I suppose all you can do now is start being honest like you should have done before. Hope that she is willing to work on the marriage and perhaps seek counselling. But don't be surprised if she is not willing. You are about to blow her world apart.

Do not put the affair on her and the lack of intimacy. That's too cruel. And very unfair. It's hard but it's not an excuse to betray someone that way. Plenty don't have an affair in similar situations. You chose to. Please don't intimate that she played a part in it. That won't help you move forward, believe me.

northbynorthwesty · 06/05/2018 08:24

Why don’t you make an effort with your wife? Maybe she doesn’t find you attractive and has been having an affair ?

BossBaby7 · 06/05/2018 08:25

Is it any wonder she isnt intimate with you when you say you dont feel sexually attracted to her? None of that makes you the bad guy its the fact that you cheated rather than work on things or divorce. Youre selfish.

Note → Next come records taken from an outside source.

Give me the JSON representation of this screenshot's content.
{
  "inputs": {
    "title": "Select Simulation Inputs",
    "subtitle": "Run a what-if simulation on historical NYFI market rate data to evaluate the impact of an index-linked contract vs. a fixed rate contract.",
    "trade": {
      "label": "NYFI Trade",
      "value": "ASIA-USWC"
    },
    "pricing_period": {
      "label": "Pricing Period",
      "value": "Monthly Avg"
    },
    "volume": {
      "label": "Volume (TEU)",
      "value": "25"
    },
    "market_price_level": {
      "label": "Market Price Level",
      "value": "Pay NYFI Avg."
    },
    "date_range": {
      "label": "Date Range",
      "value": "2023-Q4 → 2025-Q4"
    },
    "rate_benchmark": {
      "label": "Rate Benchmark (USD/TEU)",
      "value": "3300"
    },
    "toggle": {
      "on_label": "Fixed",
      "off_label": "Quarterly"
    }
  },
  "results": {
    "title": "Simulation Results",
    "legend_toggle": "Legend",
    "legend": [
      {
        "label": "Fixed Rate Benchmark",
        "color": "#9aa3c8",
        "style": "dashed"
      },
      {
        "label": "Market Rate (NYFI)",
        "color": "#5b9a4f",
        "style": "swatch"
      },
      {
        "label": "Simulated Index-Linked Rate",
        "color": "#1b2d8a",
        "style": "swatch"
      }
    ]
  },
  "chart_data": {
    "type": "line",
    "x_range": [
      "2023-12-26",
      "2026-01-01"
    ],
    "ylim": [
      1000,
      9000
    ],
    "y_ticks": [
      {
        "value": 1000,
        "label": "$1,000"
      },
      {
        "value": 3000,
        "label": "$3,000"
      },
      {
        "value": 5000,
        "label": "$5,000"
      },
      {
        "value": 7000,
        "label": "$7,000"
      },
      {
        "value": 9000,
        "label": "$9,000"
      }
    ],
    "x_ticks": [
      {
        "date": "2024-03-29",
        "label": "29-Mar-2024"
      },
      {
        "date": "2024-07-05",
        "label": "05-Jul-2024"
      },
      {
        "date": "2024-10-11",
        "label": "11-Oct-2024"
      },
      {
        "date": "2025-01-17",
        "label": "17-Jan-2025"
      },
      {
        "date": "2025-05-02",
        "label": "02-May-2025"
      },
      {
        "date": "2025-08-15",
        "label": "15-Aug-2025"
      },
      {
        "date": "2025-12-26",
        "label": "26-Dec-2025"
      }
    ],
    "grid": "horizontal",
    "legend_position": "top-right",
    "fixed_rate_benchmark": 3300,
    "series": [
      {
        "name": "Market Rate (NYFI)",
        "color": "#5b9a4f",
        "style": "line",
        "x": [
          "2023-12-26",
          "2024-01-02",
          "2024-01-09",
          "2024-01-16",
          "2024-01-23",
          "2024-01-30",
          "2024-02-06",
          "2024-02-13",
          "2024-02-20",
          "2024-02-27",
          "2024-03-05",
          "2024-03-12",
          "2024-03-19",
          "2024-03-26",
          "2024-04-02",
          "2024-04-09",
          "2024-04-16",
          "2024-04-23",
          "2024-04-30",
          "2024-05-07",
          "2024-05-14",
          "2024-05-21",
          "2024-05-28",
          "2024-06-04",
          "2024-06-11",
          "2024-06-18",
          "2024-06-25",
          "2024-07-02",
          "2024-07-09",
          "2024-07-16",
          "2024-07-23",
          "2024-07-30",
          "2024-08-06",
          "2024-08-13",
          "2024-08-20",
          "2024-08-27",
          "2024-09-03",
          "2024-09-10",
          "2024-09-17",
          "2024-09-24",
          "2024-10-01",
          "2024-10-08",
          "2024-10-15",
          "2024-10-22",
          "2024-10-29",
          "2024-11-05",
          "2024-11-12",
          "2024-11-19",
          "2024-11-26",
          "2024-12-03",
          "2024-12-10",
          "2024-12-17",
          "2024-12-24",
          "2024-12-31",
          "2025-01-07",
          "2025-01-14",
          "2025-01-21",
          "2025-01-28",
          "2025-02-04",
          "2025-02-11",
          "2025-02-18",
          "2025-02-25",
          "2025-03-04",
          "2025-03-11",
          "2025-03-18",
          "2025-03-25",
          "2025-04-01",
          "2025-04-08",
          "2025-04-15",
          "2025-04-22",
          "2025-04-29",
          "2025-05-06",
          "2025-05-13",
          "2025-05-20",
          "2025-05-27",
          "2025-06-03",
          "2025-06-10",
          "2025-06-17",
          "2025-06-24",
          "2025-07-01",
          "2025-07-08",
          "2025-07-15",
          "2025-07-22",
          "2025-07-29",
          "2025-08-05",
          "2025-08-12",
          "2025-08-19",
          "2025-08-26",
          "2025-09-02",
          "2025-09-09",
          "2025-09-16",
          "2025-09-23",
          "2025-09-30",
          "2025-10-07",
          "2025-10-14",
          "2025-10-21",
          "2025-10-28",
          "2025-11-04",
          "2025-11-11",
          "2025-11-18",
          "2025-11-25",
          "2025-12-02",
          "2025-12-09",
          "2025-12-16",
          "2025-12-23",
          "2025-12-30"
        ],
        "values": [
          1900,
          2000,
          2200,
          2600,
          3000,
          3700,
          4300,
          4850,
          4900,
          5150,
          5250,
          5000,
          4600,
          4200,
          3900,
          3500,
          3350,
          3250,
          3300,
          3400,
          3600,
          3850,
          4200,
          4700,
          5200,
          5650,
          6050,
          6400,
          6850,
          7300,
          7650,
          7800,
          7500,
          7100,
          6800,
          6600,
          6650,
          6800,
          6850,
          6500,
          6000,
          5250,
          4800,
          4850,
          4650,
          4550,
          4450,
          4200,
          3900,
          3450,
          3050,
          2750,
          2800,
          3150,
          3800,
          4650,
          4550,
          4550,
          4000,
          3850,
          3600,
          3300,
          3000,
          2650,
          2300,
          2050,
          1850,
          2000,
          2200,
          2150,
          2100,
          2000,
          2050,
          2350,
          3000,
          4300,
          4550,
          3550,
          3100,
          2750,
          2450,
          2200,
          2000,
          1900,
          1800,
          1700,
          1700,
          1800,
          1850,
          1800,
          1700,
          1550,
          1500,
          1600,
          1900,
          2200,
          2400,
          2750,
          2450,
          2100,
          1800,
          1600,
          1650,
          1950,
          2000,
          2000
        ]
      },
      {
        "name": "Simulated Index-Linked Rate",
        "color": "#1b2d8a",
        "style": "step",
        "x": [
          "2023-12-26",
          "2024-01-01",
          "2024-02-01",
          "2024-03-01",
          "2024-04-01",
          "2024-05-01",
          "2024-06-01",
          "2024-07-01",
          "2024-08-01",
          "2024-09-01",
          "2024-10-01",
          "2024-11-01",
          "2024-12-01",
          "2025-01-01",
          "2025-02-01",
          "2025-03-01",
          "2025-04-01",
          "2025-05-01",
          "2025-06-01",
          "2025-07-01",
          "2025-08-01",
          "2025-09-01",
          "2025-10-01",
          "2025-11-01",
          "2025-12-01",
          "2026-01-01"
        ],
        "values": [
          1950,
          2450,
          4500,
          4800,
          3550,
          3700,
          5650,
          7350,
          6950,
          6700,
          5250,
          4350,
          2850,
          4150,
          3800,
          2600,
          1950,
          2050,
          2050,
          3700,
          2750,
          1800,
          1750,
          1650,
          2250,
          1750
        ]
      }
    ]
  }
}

BossBaby7 · 06/05/2018 08:27

Ow is thinking of her own reputation at work now she has you hooked the thrill is over. It has fuckall with her sob parent divorce story as she would have given you a wide berth if it were true.
What a mug you have been.

Andy15 · 06/05/2018 08:29

Thanks for the response. I didn't say I didn't love her anymore, only that I was unsure if I still did. I want to work on the marriage to try find what's been missing between us.